Nota-se que o momento atual é marcado por uma internacionalização do ensino superior sem precedentes, movida pela globalização, acompanhada por uma revolução nas comunicações e pelas migrações, incluindo a mobilidade acadêmica. Nesse cenário, a possibilidade de se comunicar em outros idiomas é uma competência relevante na superação de barreiras geográficas e/ou linguísticas para o desenvolvimento profissional e/ou acadêmico (FLORY; SOUZA, 2009). Entretanto, é preciso estar atento ao risco potencial dessa internacionalização, tida por muitos como colonizadora (CASTRO-GÓMEZ, 2007), violenta (ANDREOTTI et al., 2015; JORDÃO, 2017) e, possivelmente, enviesada (FINARDI, 2017).

Exemplos da busca por uma maior internacionalização, por meio do uso do inglês, podem ser encontrados em reportagens (“Ensino ministrado em inglês avança em universidades do Brasil”, no jornal Folha de São Paulo)2 e em estudos realizados por organismos internacionais, como o British Council, que indicam a oferta de 695 cursos ministrados em inglês em instituições de ensino superior (IES) brasileiras (BRITISH COUNCIL, 2016). Trata-se de iniciativas que têm como objetivos: 1) ampliar a atratividade das IES brasileiras para captar mais acadêmicos estrangeiros; 2) preparar os brasileiros para estudos no exterior; e 3) alcançar melhores notas junto aos órgãos que avaliam o ensino superior. Isso porque o acolhimento de estrangeiros, o envio de brasileiros ao exterior e o número de cursos ministrados em inglês são itens importantes na avaliação do ensino superior e no processo de internacionalização das IES brasileiras. Buscando discutir a relação dos rankings e das línguas estrangeiras com o processo de avaliação da educação brasileira (em geral) e da pós-graduação (em particular), o presente estudo propõe uma reflexão com base na análise desses itens antes de abordar o que pode estar por trás deles e da avaliação do ensino superior brasileiro.

Stein et al. (2016) apontam a necessidade de analisar a internacionalização do ensino superior de forma crítica, considerando as intenções e resultados desse processo, a fim de evitar o risco de que a internacionalização reproduza padrões nocivos de engajamento educacional.

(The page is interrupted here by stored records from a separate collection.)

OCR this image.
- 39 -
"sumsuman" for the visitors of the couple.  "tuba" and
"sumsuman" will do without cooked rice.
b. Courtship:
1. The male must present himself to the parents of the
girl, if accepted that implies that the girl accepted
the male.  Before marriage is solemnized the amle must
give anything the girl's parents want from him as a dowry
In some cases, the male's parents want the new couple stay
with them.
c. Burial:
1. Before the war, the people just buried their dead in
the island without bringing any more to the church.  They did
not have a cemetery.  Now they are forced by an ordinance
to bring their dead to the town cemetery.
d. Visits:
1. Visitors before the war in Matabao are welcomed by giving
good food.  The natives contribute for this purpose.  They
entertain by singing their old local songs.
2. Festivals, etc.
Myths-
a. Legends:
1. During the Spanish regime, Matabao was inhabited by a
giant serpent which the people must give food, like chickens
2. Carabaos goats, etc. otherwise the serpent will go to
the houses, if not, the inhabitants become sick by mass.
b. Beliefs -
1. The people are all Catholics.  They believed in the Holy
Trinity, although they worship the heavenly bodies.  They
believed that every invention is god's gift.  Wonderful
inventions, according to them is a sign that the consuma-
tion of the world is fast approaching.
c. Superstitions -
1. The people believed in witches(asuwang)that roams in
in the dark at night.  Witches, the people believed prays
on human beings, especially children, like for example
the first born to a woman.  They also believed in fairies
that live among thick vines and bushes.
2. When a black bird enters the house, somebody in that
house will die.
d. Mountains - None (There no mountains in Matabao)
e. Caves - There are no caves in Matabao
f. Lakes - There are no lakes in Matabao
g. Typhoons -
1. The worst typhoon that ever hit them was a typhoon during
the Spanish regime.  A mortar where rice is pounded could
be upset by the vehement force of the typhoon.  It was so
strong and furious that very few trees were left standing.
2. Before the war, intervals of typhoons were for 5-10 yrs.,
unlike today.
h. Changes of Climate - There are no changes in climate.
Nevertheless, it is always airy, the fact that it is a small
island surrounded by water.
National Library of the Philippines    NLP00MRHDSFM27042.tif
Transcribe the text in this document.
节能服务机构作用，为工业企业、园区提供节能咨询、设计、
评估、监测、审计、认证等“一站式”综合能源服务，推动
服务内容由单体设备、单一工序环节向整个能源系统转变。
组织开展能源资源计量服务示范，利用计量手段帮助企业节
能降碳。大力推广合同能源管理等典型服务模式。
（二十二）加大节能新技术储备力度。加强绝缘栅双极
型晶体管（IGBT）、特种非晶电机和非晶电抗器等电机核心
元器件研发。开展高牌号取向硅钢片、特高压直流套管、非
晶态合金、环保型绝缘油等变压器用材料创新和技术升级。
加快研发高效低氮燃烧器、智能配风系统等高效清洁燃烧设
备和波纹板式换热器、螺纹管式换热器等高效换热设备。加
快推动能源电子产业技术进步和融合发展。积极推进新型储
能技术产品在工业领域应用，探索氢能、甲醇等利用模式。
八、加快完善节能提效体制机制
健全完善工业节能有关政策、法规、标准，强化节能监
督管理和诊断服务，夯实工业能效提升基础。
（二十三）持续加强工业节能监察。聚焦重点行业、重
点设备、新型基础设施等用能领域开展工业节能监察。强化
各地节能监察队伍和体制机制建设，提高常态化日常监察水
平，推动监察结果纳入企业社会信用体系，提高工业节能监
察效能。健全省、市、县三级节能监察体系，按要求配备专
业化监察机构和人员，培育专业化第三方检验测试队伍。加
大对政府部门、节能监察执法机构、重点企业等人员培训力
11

A análise dos padrões de engajamento educacional é feita por meio de uma cartografia social, com quatro possibilidades de articulação da internacionalização, que são descritas a seguir.

A primeira articulação, chamada de internacionalização para a economia do conhecimento global (internationalization for a global knowledge economy), entende a educação superior como chave para o sucesso da economia do conhecimento global. Nessa articulação, o ensino superior é considerado vital para o crescimento econômico nacional, bem como para a competitividade global, por meio da produção de pesquisa, invenções e inovações. Certas áreas como ciência, tecnologia, engenharia e matemática (science, technology, engineering and mathematics, ou STEM, na sigla em inglês) são priorizadas em detrimento de outras áreas humanas e sociais. Nessa visão, a mobilidade acadêmica serve para preparar os alunos para o mercado de trabalho global. É possível ver evidências de tal articulação no programa Ciências sem Fronteiras, que prioriza o envio de acadêmicos dessas áreas no Brasil e que foi recentemente transformado no programa Mais Ciência, Mais Desenvolvimento (MCMD), conforme notícia atual.3

Nesse paradigma, o sucesso dos professores é medido por produtos de pesquisa com potencial de gerar receita, por publicações em periódicos internacionais e por colaborações com instituições internacionais bem ranqueadas. Na economia do conhecimento, o PIB (Produto Interno Bruto) é equacionado ao capital de conhecimento, ou seja, países fora do eixo ocidental teriam PIBs menores porque careceriam de capital de conhecimento adequado para aumentar sua produtividade.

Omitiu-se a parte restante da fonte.